Don't try to disprove it, because the theorem is true! (The proof uses the axiom of choice, but that's O.K. because the axiom of choice is true.) Here is a proof I found in my notes. It proves that a linearly ordered topological space is not only normal but completely (or hereditarily) normal, i.e., if $A,B$ are sets (not necessarily closed) such that $A\cap\bar B=B\cap\bar A=\emptyset$, then there are disjoint open sets $U,V$ such that $A\subseteq U$ and $B\subseteq V$.
Without loss of generality, we assume that no point of $A\cup B$ is an endpoint of $X$. For each $a\in A$, choose $p_a,q_a\in X$ satisfying the conditions:
$p_a\lt a\lt q_a$;
$(p_a,q_a)\cap B=\emptyset$;
$(a,q_a)=\emptyset$ or $q_a\in A$ or $q_a\notin B\wedge(a,q_a)\cap A=\emptyset$;
$(p_a,a)=\emptyset$ or $p_a\in A$ or $p_a\notin B\wedge(p_a,a)\cap A=\emptyset$.
You can verify [*] that such points $p_a,q_a$ exist for each $a\in A$. Now it is clear that the set $$U=\bigcup_{a\in A}(p_a,q_a)$$ is an open set containing $A$, and that $V=X\setminus\bar U$ is an open set disjoint from $U$. Now you have to prove that $B\subseteq V$.
[*] Consider any $a\in A$; we want $q_a\gt a$ with $(a,q_a)\cap B=\emptyset$ and satisfying condition 3. First choose $q\gt a$ with $(a,q)\cap B=\emptyset$. Now we consider three cases.
Case I. If $(a,q)=\emptyset$, let $q_a=q$.
Case II. If $(a,q)\cap A\ne\emptyset$, choose $q_a\in(a,q)\cap A$.
Case III. If $(a,q)\ne\emptyset=(a,q)\cap A$, choose $q_a\in(a,q)$.

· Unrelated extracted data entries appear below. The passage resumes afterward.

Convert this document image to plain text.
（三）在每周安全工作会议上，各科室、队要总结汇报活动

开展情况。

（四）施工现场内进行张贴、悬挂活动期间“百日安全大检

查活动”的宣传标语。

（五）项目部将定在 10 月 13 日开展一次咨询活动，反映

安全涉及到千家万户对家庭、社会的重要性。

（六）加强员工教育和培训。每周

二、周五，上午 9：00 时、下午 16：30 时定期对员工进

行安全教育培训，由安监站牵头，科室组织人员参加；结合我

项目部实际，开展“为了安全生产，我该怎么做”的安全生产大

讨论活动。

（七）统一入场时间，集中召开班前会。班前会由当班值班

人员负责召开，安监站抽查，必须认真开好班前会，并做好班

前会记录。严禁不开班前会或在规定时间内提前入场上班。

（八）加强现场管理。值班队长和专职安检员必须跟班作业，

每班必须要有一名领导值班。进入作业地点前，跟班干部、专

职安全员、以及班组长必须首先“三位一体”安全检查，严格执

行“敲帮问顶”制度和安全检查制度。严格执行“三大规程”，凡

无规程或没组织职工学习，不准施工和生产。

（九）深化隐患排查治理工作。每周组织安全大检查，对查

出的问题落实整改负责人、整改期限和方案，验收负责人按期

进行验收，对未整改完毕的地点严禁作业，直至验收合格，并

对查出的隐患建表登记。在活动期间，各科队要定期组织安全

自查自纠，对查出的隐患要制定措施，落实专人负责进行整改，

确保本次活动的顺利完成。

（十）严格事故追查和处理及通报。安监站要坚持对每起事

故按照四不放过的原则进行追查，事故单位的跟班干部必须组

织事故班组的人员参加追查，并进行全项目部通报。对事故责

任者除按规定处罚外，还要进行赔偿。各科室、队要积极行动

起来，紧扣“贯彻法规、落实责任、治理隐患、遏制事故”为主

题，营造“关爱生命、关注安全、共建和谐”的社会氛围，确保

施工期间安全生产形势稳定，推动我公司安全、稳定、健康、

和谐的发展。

P.S. I've been asked to explain why $B\subseteq V$. Consider a point $b\in B$; I have to show that $b\in V$, i.e., that $b\notin\overline U$. In other words, I have to find $c,d\in X$ such that $c\lt b\lt d$ and $(p_a,q_a)\cap(c,d)=\emptyset$ for all $a\in A$.
Let $A'=\{a\in A:a\lt b\}$ and $A''=\{a\in A:a\gt b\}$. I have to show that (i) there is $c\lt b$ such that $(p_a,q_a)\cap(c,b)=\emptyset$ for all $a\in A'$, and (ii) there is $d\gt b$ such that $(p_a,q_a)\cap(b,d)=\emptyset$ for all $a\in A''$. By symmetry, it will suffice to prove (i).
Since $b\notin\overline A$, there are $c_0,d_0\in X$ such that $c_0\lt b\lt d_0$ and $A\cap(c_0,d_0)=\emptyset$. Now, if $(p_a,q_a)\cap(c_0,b)=\emptyset$ for all $a\in A'$, then I can take $c=c_0$. On the other hand, if there is just one $a\in A'$ with $(p_a,q_a)\cap(c_0,b)\ne\emptyset$, and if $q_a\lt b$ for that $a$, then I can take $c=q_a$. I will show that no other case can arise.
Consider any $a\in A'$; we have $a\le c_0$ since $a\lt b$ and $A\cap(c_0,d_0)=\emptyset$, and we have $q_a\le b$ since $b\notin(p_a,q_a)$. Consider the three alternatives in Condition 3. First, if $(a,q_a)=\emptyset$, then $(p_a,q_a)\cap(c_0,b)=(p_a,a]\cap(c_0,b)=\emptyset$. Second, if $q_a\in A$, then $q_a\le c_0$ and so $(p_a,q_a)\cap(c_0,b)=\emptyset$. Therefore, if $(p_a,q_a)\cap(c_0,b)\ne\emptyset$, then we must have $q_a\notin B$ and $(a,q_a)\cap A=\emptyset$. Since $q_a\le b$ and $q_a\notin B$, we have $q_a\lt b$ as desired.
Finally, assume for a contradiction that there are two different points $a,a_1\in A'$ such that $(p_a,q_a)\cap(c_0,b)\ne\emptyset$ and $(p_{a_1},q_{a_1})\cap(c_0,b)\ne\emptyset$; without loss of generality, we may assume $a\lt a_1$. Then $a_1\ge q_a$ since $(a,q_a)\cap A=\emptyset$, and $a_1\le c_0$ since $A\cap(c_0,d_0)=\emptyset$. Thus $q_a\le a_1\le c_0$; but then $(p_a,q_a)\cap(c_0,b)=\emptyset$, a contradiction.